324 / 495
葉月の子育て編
愛娘たちとムーンリーフ
しおりを挟む
春の訪れに歓喜する木々のざわめき――
――ではなく。
この日のムーンリーフで早朝から買物客を喜ばせているのは、三人の看板娘たちだった。
「いらしゃいせー」
元気に母親の真似をする朱華の舌足らずな挨拶に、年配のご婦人が嬉しそうな皺を刻む。
頭を撫でられる朱華も笑顔で、実に楽しそうだ。
きちんと歩けるようになり、もう少ししたら走れるのではないかという穂月も、懐いている朱華の後ろをちょこちょこと付いて回る。
その様子がとても可愛らしく、やはり朱華同様にお客さんを喜ばせている。
「穂月ちゃん、大きくなったわねえ」
「はい。

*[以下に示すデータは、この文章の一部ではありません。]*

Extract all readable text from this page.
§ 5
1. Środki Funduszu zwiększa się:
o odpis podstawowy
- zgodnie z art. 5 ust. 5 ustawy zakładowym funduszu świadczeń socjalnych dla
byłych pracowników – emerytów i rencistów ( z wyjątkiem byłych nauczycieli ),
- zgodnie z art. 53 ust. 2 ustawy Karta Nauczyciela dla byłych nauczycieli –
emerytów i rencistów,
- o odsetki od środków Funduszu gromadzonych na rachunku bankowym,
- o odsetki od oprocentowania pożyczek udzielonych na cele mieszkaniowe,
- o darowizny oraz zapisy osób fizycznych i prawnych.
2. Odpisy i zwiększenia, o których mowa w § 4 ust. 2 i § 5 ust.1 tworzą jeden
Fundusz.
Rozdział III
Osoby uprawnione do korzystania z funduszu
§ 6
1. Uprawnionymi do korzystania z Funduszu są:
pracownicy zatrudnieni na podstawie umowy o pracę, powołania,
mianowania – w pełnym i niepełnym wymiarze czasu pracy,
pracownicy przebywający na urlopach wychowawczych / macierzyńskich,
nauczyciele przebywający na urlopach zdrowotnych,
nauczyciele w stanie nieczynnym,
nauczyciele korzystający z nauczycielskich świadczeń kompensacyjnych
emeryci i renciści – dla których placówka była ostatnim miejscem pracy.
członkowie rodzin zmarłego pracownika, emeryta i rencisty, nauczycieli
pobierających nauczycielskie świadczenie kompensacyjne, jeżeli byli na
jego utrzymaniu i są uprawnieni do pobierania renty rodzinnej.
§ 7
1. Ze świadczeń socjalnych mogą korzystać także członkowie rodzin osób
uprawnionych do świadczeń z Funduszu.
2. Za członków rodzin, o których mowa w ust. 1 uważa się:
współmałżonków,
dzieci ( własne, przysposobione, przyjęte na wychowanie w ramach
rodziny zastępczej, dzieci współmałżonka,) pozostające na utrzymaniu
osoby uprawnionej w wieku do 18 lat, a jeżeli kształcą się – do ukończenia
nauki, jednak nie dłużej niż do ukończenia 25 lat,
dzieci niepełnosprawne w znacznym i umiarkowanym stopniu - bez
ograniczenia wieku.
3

この夏でもう二歳になります」
「あらあら。それじゃ私も歳をとるわけだわ」
「アハハ。菅野さんはまだ若いですよ」
ご近所さんも多いので、常連客の名前は大体葉月の頭に入っている。
お客様と呼ぶより、名前を呼んだ方が常連客は喜んでくれる。
好美曰く、お客さん側でも特別感が増すのではないかということだ。
「皆、悪さもしてないみたいで良かったー」
常連客を見送ったあと、店内できょろきょろする愛娘たちにほっこりすると同時に、葉月は心から安堵した。
追加のパンを並べるためと、店内の様子を見るために顔を出してみたのだが、どうやら心配は杞憂に終わったようである。
「実希子ちゃんの突飛なアイデアには苦労するわね」
レジで会計はパンの袋詰めを行いながら、子供たちの動きもチェックしなければならない尚はややお疲れ気味だった。
発端は彼女の言った通り、すでに配送に出発している実希子の言葉だった。
『子供たちも大きくなってきたし、ちょっとだけでも店に出してみたらどうだ? 意外と客を呼び込むかもしれないぞ』
子供嫌いのお客さんもいるので一概にその通りとは言えないのだが、他ならぬ好美が少しだけ試してみようと賛同した。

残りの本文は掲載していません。